Su 196mila arrestati nel 2007, solo 1 su 4 in carcere più di 10 giorni. Sono questi i numeri della “grande fuga”, forniti dalla statistiche sulla popolazione carceraria del Dipartimento dell’amministrazione penitenziaria (Dap) presso il ministero della Giustizia.Circa la permanenza, sono rimasti in cella soltanto per uno o due giorni 22.423 persone, tra imputati e condannati. Quelli che hanno scontato da tre fino a 10 giorni sono 13.157.

Se a queste cifre si aggiungono i 7.146 carcerati rimasti fino a un mese in gattabuia, il totale supera le 42mila unità. Dunque quasi la metà dell’intera popolazione carceraria, 85mila, è rimasta in prigione per un periodo molto breve.
Se ciò si aggiunge chi, dopo l’arresto, in galera non ci è mai andato, si arriva al dato di partenza, ovvero che solo in un caso su quattro si resta in carcere oltre 10 giorni.

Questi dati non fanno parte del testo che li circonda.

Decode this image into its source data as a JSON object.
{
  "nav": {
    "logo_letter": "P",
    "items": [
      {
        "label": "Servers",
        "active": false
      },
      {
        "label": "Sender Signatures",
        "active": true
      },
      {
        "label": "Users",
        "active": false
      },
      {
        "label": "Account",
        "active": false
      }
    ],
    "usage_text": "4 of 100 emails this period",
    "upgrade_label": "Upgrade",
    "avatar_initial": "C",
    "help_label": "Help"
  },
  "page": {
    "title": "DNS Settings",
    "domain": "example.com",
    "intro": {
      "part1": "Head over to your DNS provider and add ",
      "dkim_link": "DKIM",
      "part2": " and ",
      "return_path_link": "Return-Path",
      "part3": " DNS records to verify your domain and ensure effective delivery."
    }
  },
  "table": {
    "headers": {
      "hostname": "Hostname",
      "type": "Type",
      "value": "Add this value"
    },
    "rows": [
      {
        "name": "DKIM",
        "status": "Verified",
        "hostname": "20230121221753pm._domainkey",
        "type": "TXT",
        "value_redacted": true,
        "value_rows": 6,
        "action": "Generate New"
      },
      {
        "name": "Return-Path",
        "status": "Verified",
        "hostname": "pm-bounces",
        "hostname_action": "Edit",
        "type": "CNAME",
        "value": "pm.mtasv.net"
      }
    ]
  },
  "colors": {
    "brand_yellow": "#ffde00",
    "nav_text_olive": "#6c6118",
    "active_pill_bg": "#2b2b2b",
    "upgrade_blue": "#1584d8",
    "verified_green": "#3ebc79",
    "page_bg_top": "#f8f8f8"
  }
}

Dati in forte contrasto rispetto all’attività delle forze di polizia. I dati più recenti del ministero dell’Interno ci dicono che nel 2007 sono state denunciate in stato di libertà oltre 665mila persone, mentre quelle arrestate o fermate sono quasi 200mila.
Due realtà distanti che testimoniano come in Italia la certezza della pena rimane un chimera.

I motivi? Prima di tutto ci sono quelli che passano il periodo di fermo in una caserma e poi sono messi in libertà dai giudici. E poi c’è la sospensione della pena o le riduzioni per i benefici di legge.